И поднимется с места ещё кто-нибудь и в неистовстве своём повторит:
— Мы снова видим, к несчастью, что мистико-лирические выходки в «Мёртвых душах» были не простыми, случайными ошибками со стороны автора их, но зерном, может быть совершенной утраты таланта для русской литературы... Всё более и более забывая значенье своё как художника, принимает он тон глашатая каких-то истин, которые в сущности отзываются ничем иным, как парадоксами человека, сбившегося со своего настоящего пути ложными теориями и системами, всегда гибельными для искусства и таланта...
Поди доказывай, с кем в одном доме живёшь, кого числишь в приятелях, от кого получаешь умные письма, поди возвещай, что теории и системы тут ни при чём, что это слабое сердце твоё изболелось, глядя на Русь.
Тот читатель хоть чистым, неистовым был, а этот, новый-то, совершенная дрянь.
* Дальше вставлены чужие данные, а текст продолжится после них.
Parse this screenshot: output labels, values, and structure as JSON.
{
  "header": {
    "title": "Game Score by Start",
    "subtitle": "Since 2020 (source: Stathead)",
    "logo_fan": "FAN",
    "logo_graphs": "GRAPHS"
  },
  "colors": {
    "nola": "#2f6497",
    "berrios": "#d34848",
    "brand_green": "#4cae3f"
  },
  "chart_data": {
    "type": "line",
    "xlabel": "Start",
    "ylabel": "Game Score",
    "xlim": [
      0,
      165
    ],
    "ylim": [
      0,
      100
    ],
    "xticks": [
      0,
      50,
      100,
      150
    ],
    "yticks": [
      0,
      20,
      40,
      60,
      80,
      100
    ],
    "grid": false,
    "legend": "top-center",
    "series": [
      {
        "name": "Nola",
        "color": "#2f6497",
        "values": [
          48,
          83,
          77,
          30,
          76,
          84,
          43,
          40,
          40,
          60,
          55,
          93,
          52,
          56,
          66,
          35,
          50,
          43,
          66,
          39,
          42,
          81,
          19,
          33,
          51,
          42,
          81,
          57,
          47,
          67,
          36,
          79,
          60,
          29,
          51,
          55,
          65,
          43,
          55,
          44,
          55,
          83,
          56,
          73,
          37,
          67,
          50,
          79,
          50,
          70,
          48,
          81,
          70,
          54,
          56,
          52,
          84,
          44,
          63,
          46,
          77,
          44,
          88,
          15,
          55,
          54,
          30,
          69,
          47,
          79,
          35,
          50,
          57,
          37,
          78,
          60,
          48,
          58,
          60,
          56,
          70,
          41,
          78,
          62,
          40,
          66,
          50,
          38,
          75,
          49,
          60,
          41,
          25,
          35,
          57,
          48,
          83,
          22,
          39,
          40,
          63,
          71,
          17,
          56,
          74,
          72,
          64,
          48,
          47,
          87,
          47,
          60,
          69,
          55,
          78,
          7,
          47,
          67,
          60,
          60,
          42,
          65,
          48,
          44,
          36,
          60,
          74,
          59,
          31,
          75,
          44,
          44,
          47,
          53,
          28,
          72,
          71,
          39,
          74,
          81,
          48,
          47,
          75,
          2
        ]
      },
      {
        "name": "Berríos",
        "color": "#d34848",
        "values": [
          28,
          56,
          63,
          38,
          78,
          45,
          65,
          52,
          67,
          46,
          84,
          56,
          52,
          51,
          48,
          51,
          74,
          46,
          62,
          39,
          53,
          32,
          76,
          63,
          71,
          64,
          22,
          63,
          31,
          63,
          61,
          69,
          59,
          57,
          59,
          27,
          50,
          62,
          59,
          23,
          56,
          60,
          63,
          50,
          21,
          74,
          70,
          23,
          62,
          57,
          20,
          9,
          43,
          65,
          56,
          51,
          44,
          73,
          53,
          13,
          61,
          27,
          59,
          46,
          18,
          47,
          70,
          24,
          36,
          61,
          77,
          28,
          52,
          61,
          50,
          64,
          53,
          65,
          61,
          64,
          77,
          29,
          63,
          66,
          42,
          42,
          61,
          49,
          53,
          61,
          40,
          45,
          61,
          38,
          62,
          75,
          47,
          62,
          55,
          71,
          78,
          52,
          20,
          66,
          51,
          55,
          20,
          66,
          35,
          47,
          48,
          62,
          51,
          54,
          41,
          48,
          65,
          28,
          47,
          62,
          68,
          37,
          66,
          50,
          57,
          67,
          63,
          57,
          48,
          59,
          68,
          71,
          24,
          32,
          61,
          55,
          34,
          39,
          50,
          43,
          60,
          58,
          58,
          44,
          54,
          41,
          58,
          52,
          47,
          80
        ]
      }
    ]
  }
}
И он живо представил мучителя.
Запущенные волосы, полупрозрачная лысина в глубине, первым жирком и злорадством обуженные глаза, от непотребства и пития уже измятые посерелые щёки, жадные губы, мерзкий оскал, обязательно брюшко: истинная пакость без брюшка никогда не бывает, непременный закон. Отбыл день в канцелярии, себе в пропитание позашиб кой-чего, налгал и напакостил так, что стоном стонут вокруг и честные и даже бесчестные лица, рюмку очищенной белой пустил, откушал того и сего, на коротком досуге полистал поэмку «Мёртвые души», покрутил головой, повздыхал: «Экое сочиняют на свете...» — да, сытно зевнув во весь рот, мирно последовал почивать, с тем чтобы наутро со свежими силами вновь напакостить ближнему, налгать короба с два и зашибить в два раза больше копеек, догнав и обогнав оборотистого Ивана Петровича, намозолившего глаза своею роскошной квартиркой и европейским экипажем на мягчайшем, почти неслышном ходу.
— Сжечь, сию же минуту всё сжечь!
Николай Васильевич очнулся от этого крика. Болела ладонь от чего-то, исступлённо зажатого в ней. Он разжал ладонь, поглядел, засветил свечку, обломав нагоревший фитиль, и крохотное пламя её зарделось болезненно, тускло, навевая тоску. Он швырнул спички на стол, вытянул за цепочку часы, купленные в Швейцарии у хорошего мастера, и сильно надавил на плоскую кнопку в боку. Крышка отскочила. Было без четверти семь. Опасное обнаружилось время: в этот именно час от нечего делать все хорошие образованные русские люди Москвы принимались отдавать один другому визиты, а Никитский бульвар чуть не всем по пути. Кто-нибудь ни с того ни с сего мог явиться того и гляди, а он ещё запалил сдуру огонь, небось на две версты отовсюду видать. Следовало ждать да всех переждать.
Он ощутил ослепительный голод, так что в глазах затуманилось и сверкнуло какими-то тёмными искрами, а в пустом животе задрожало и взныло. Он испугался, что его силы отстают до срока и вновь надо будет откладывать, как отложил он по слабости и по дури вчера.